Some visitors take a break from the wildlife to hike, for which there is no better place than the Rwenzori Mountains, the tallest mountain range in Africa. You can hike among its peaks for one day or several, up to a height of around 5,000 metres if you’re super-fit. It is the glacial water from these mountains that feeds Lakes Edward and George.

From serious effort to serious relaxation, every trip to Uganda should include a stop at Lake Bunyoni. The name means ‘place of little birds’, and, despite a bone-jangling drive up to 1,840 metres above sea level, you can see why they come here. This is 60 square kilometres of sparkling freshwater – free of bilharzia, a chronic parasitic disease common throughout Africa – and the continent’s second deepest lake. It is hemmed in by steep hills, all drenched in the same bright green and punched through with bursts of pink and purple flowers. There is plenty of accommodation to choose from, and you can rent a lake-facing tent with wooden porch and floor, proper beds and warm blankets for just $20. Canoes are available, but I just jumped in. Only one species of fish lives in the cool waters, along with some crayfish. The only other thing to do here is sit by the fire at the open-air bar and watch the sun set over the water, then later sample local and moreish dishes such as matoke (mashed plantain) and rolex (an omelette-filled chapati unique to Uganda).

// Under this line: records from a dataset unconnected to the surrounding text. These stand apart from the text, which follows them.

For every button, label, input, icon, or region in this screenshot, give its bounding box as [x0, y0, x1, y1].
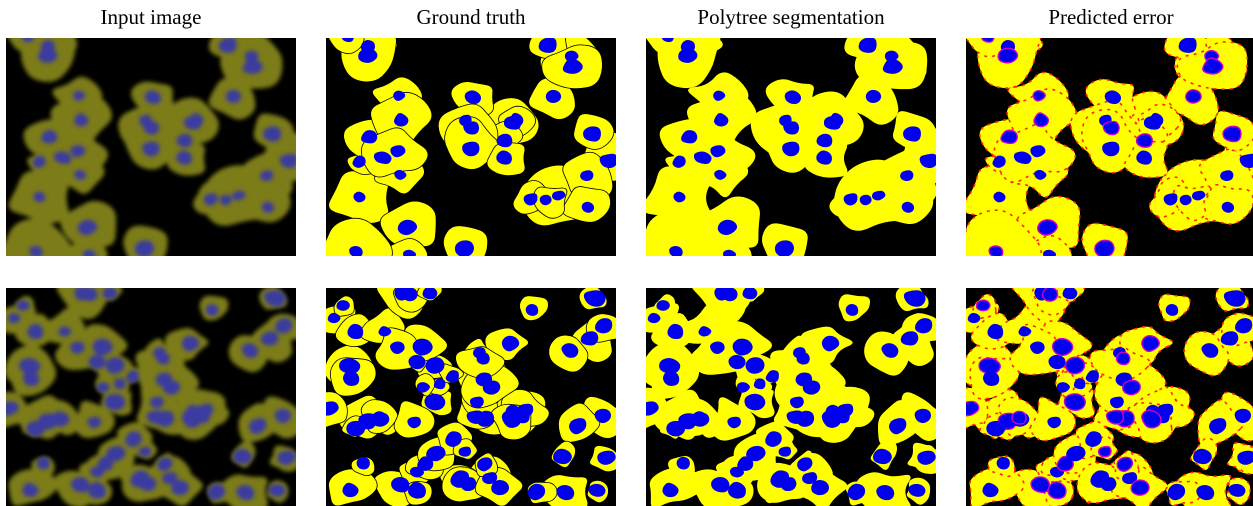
- panel-image: [326, 38, 616, 256]
- panel-image: [646, 38, 936, 256]
- panel-image: [966, 288, 1253, 506]
- panel-image: [966, 38, 1253, 256]
- column-title-ground-truth: Ground truth: [416, 5, 526, 29]
- panel-image: [326, 288, 616, 506]
- column-title-predicted-error: Predicted error: [1048, 5, 1174, 29]
- row2-ground-truth: [326, 288, 616, 506]
- column-title-input-image: Input image: [100, 5, 202, 29]
- row1-ground-truth: [326, 38, 616, 256]
- panel-image: [6, 38, 296, 256]
- row2-polytree-segmentation: [646, 288, 936, 506]
- row2-input-image: [6, 288, 296, 506]
- panel-image: [646, 288, 936, 506]
- column-title-polytree-segmentation: Polytree segmentation: [697, 5, 885, 29]
- row1-polytree-segmentation: [646, 38, 936, 256]
- panel-image: [6, 288, 296, 506]
- row1-predicted-error: [966, 38, 1253, 256]
- row1-input-image: [6, 38, 296, 256]
- row2-predicted-error: [966, 288, 1253, 506]
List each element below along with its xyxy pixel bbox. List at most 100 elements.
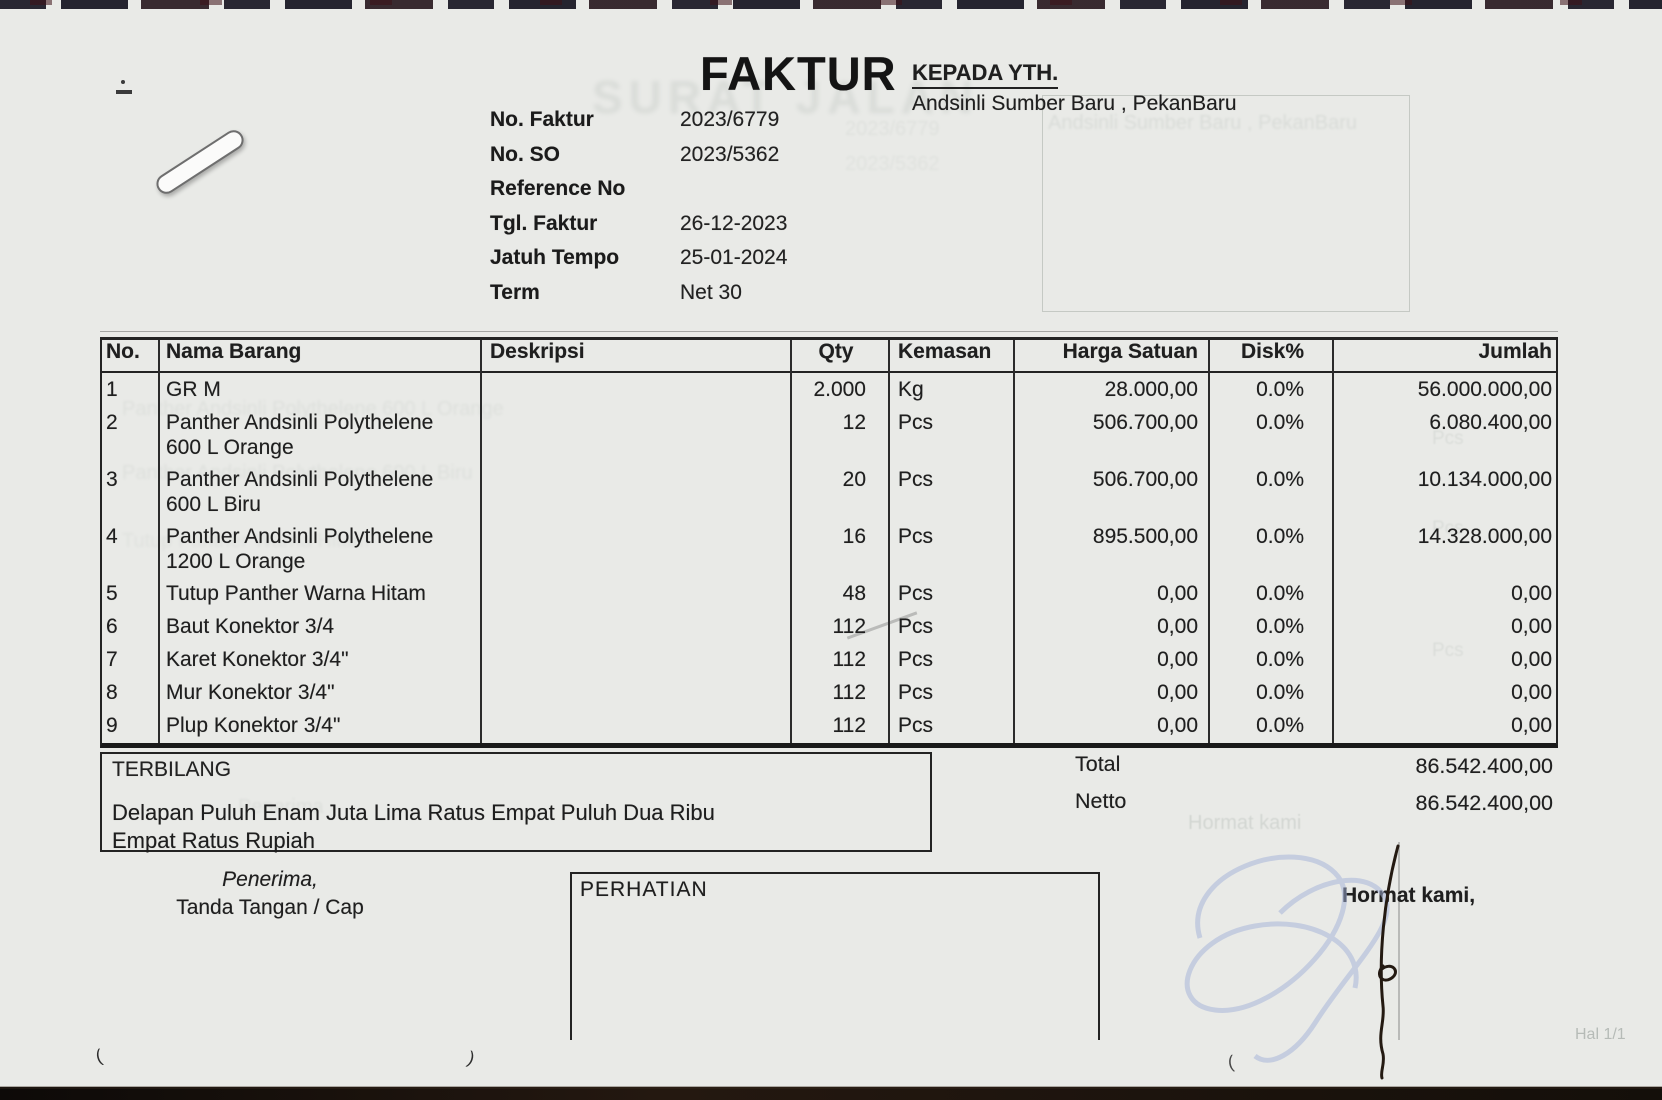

We finished our Ugandan exploration in Jinja, just east of the capital and fast becoming the adrenaline-centre of Africa. It’s a do-able day-trip to take on grade-five rapids or bungee jumps – or, like me, watch it all from the comfort of an awesome cliff-top bar. This is the source of the Nile, and water thunders north from here until a bottleneck at the magnificent Murchison Falls, themselves situated in Uganda’s biggest national park of the same name. Could they make it any easier?

Back in Kampala, as I waited for my taxi to the airport, I thought about how Uganda really is a ‘pearl’ that only a lucky few have seen. Perhaps you should go and discover it for yourself.